20 • Most given graph classification methods are computationally expensive, we are wondering whether there is any inexpensive way to achieve graph classification. More specifically, if we use some random sub-graphs to represent a graph datasets, how good the classification accuracy will be, compared to the approaches that use sophisticated sub-graph mining algorithms?

Motivated by the above concerns, empirical studies on the role of sub-graph for graph classification. We carry out empirical studies on four real-world graph classification tasks, by using three types of sub-graph features, including frequent sub-graphs, frequent sub- graph selected by using information gain, and random sub-graphs, and by using two types of learning algorithms including Support Vector Machines and Nearest Neighbour. Our experiments show that (1) The discriminative power of sub-graphs varies by their sizes; (2) Random sub-graphs have a reasonably good performance; (3) Number of sub-graphs is important to ensure good performance; (4) Increasing number of sub-graphs reduces the difference between classifiers built from different sub-graphs, and (5) Performance with respect to different classifiers shows similar trend. Our studies provide a practical guidance for designing effective sub-graph based graph classification methods. From the empirical studies, we discover a fact that unlike traditional instance-feature representations, graphs do not have specific features, so an essential step in building a graph classification model is to explore graph features to represent graph data in an instance- feature space for effective learning [57]. The majority of existing graph classification models employ an occurrence-based feature representation model, in which a set of sub-graph features is selected to represent the graph data by using the occurrence of the sub-graph in the graph (either 0/1 occurrence or actual number of occurrences) as the feature value. In this thesis, we refer to such an occurrence based representation model as coarse-grained representation model. For existing sub-graph based graph classification methods (coarse-grained representation models), they have a number of disadvantages, especially for graph streaming classification including: Computation burden for isomorphism validation: Because sub- graphs are selected as features to represent the graph, the expensive sub-graph mining and isomorphism validation process can not be avoided (graph isomorphism is proven to be

21 NP-hard) [19]. After the sub-graph features have been selected, the isomorphism validation process has to be applied again to map the graphs into the vector space.
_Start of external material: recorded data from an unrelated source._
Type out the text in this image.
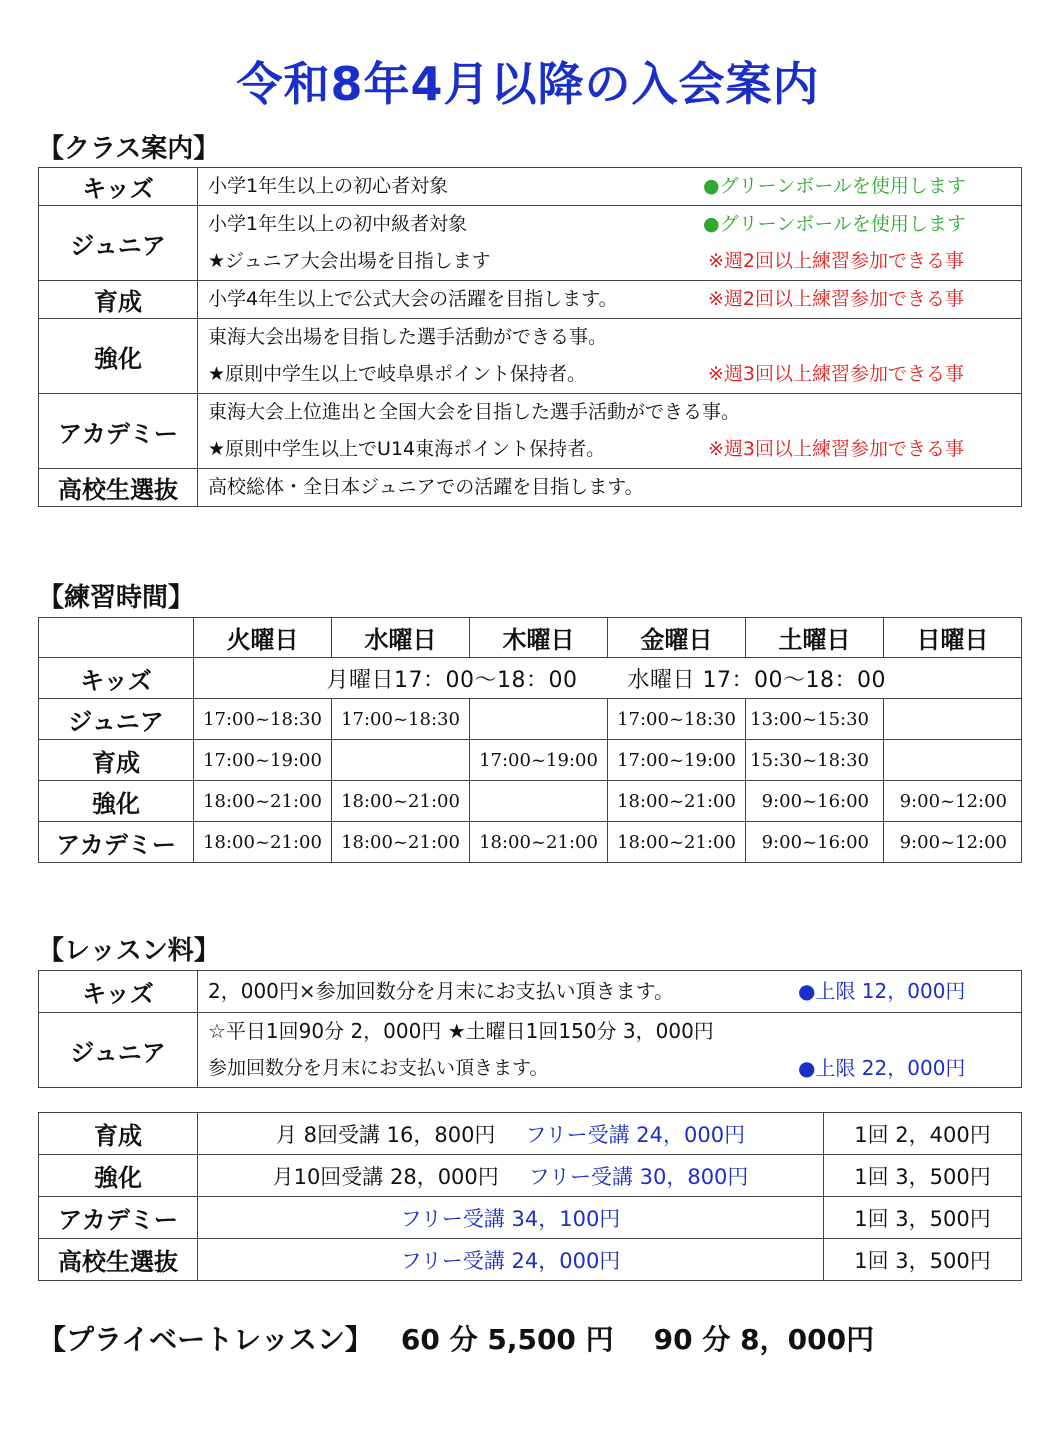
令和8年4月以降の入会案内
【クラス案内】
キッズ	小学1年生以上の初心者対象 ●グリーンボールを使用します

ジュニア	小学1年生以上の初中級者対象 ●グリーンボールを使用します
★ジュニア大会出場を目指します ※週2回以上練習参加できる事

育成	小学4年生以上で公式大会の活躍を目指します。 ※週2回以上練習参加できる事

強化	東海大会出場を目指した選手活動ができる事。
★原則中学生以上で岐阜県ポイント保持者。 ※週3回以上練習参加できる事

アカデミー	東海大会上位進出と全国大会を目指した選手活動ができる事。
★原則中学生以上でU14東海ポイント保持者。 ※週3回以上練習参加できる事

高校生選抜	高校総体・全日本ジュニアでの活躍を目指します。
【練習時間】
	火曜日	水曜日	木曜日	金曜日	土曜日	日曜日
キッズ	月曜日17：00～18：00 水曜日 17：00～18：00					
ジュニア	17:00~18:30	17:00~18:30		17:00~18:30	13:00~15:30	
育成	17:00~19:00		17:00~19:00	17:00~19:00	15:30~18:30	
強化	18:00~21:00	18:00~21:00		18:00~21:00	9:00~16:00	9:00~12:00
アカデミー	18:00~21:00	18:00~21:00	18:00~21:00	18:00~21:00	9:00~16:00	9:00~12:00
【レッスン料】
キッズ	2，000円×参加回数分を月末にお支払い頂きます。 ●上限 12，000円

ジュニア	☆平日1回90分 2，000円 ★土曜日1回150分 3，000円
参加回数分を月末にお支払い頂きます。 ●上限 22，000円
育成	月 8回受講 16，800円 フリー受講 24，000円	1回 2，400円
強化	月10回受講 28，000円 フリー受講 30，800円	1回 3，500円
アカデミー	フリー受講 34，100円	1回 3，500円
高校生選抜	フリー受講 24，000円	1回 3，500円
【プライベートレッスン】 60 分 5,500 円 90 分 8，000円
Because sub-graphs are selected as features to represent the graph and general learning methods prefer low feature dimension, a coarse-grained feature representation model has to limit the number of sub-graph to represent the graph data. Severe and unbounded information loss: Because the coarse-grained representation does not characterize the degree of closeness of the sub-graph pattern related to the graph, it suffers information loss in representing the graph. Furthermore, for a graph stream with continuously growing volumes (i.e. an increasing number of graphs) and changing structures (e.g. new nodes may appear in the coming graphs), the disadvantage of the existing coarse-grained graph feature model is even greater. This is because (1) stream volumes continuously increase, making it computationally expensive to explore subgraph features, and (2) the changes in the graph stream (such as new structures) make the sub-graph features incapable of representing graphs. So a ﬁne-grained graph feature model is needed to improve the classiﬁcation performance.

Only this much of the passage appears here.